Apple's reluctance to use Nvidia has been a total head scratcher. I owned a 2011 with Nvidia dedicated GPU, but this was the line with known manufacturing defects. I had the mainboard replaced twice because of this issue, but eventually replaced the laptop when the GPU failed again. It's like Apple is holding a grudge.




It's also due to Nvidia's unwillingness to collaborate.
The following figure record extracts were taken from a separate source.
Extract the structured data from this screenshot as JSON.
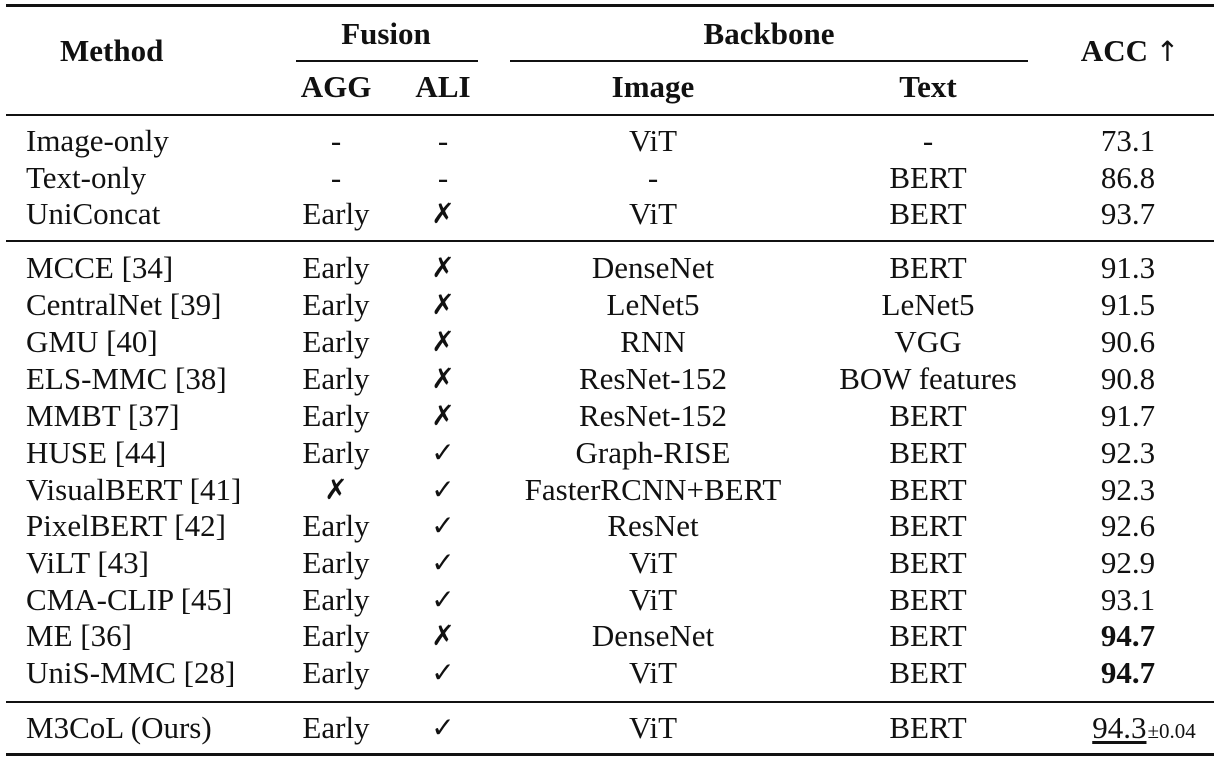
{
  "headers": {
    "method": "Method",
    "fusion": "Fusion",
    "agg": "AGG",
    "ali": "ALI",
    "backbone": "Backbone",
    "image": "Image",
    "text": "Text",
    "acc": "ACC",
    "acc_arrow": "↑"
  },
  "rows": [
    {
      "method": "Image-only",
      "agg": "-",
      "ali": "-",
      "image": "ViT",
      "text": "-",
      "acc": "73.1"
    },
    {
      "method": "Text-only",
      "agg": "-",
      "ali": "-",
      "image": "-",
      "text": "BERT",
      "acc": "86.8"
    },
    {
      "method": "UniConcat",
      "agg": "Early",
      "ali": "✗",
      "image": "ViT",
      "text": "BERT",
      "acc": "93.7"
    },
    {
      "method": "MCCE [34]",
      "agg": "Early",
      "ali": "✗",
      "image": "DenseNet",
      "text": "BERT",
      "acc": "91.3"
    },
    {
      "method": "CentralNet [39]",
      "agg": "Early",
      "ali": "✗",
      "image": "LeNet5",
      "text": "LeNet5",
      "acc": "91.5"
    },
    {
      "method": "GMU [40]",
      "agg": "Early",
      "ali": "✗",
      "image": "RNN",
      "text": "VGG",
      "acc": "90.6"
    },
    {
      "method": "ELS-MMC [38]",
      "agg": "Early",
      "ali": "✗",
      "image": "ResNet-152",
      "text": "BOW features",
      "acc": "90.8"
    },
    {
      "method": "MMBT [37]",
      "agg": "Early",
      "ali": "✗",
      "image": "ResNet-152",
      "text": "BERT",
      "acc": "91.7"
    },
    {
      "method": "HUSE [44]",
      "agg": "Early",
      "ali": "✓",
      "image": "Graph-RISE",
      "text": "BERT",
      "acc": "92.3"
    },
    {
      "method": "VisualBERT [41]",
      "agg": "✗",
      "ali": "✓",
      "image": "FasterRCNN+BERT",
      "text": "BERT",
      "acc": "92.3"
    },
    {
      "method": "PixelBERT [42]",
      "agg": "Early",
      "ali": "✓",
      "image": "ResNet",
      "text": "BERT",
      "acc": "92.6"
    },
    {
      "method": "ViLT [43]",
      "agg": "Early",
      "ali": "✓",
      "image": "ViT",
      "text": "BERT",
      "acc": "92.9"
    },
    {
      "method": "CMA-CLIP [45]",
      "agg": "Early",
      "ali": "✓",
      "image": "ViT",
      "text": "BERT",
      "acc": "93.1"
    },
    {
      "method": "ME [36]",
      "agg": "Early",
      "ali": "✗",
      "image": "DenseNet",
      "text": "BERT",
      "acc": "94.7",
      "bold": true
    },
    {
      "method": "UniS-MMC [28]",
      "agg": "Early",
      "ali": "✓",
      "image": "ViT",
      "text": "BERT",
      "acc": "94.7",
      "bold": true
    },
    {
      "method": "M3CoL (Ours)",
      "agg": "Early",
      "ali": "✓",
      "image": "ViT",
      "text": "BERT",
      "acc": "94.3",
      "acc_std": "±0.04",
      "underline": true
    }
  ]
}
AMD allows Apple to maintain their own fork of AMD's drivers for macOS. From what I've heard, AMD also keeps a handful of engineers on premises at Apple campus to assist with work on this fork.

Presumably, Apple wants the same from Nvidia, but Nvidia is notoriously secretive and protective and wants exclusive control over drivers for its hardware.

It's easy to pin this on Apple, but Nvidia's lack of openness shows in FOSS too — where AMD has open sourced the Linux version of their GPU drivers, making AMD GPUs work great out of the box with Linux and allowing for the drivers to follow along with the latest in desktop Linux developments (Wayland, etc), Nvidia has stubbornly insisted on keeping their drivers closed, making for a frustrating install experience, and has actively impeded the development and adoption of Wayland.


I owned an early 2011 15" MBP with a discrete AMD Radeon GPU which had very well known serious manufacturing defects.

I didn't realize Apple had any 2011 model year Macs that used nVidia GPUs.


I think the 2011 was the last year a discrete Nvidia option was available.


They absolutely are because Nvidia blamed Apple for the defects


It's not impossible it's Apple's fault too


It actually was the fault of everyone who implemented the chips, IIRC Nvidia didn't mandate the crap solder that was the problem.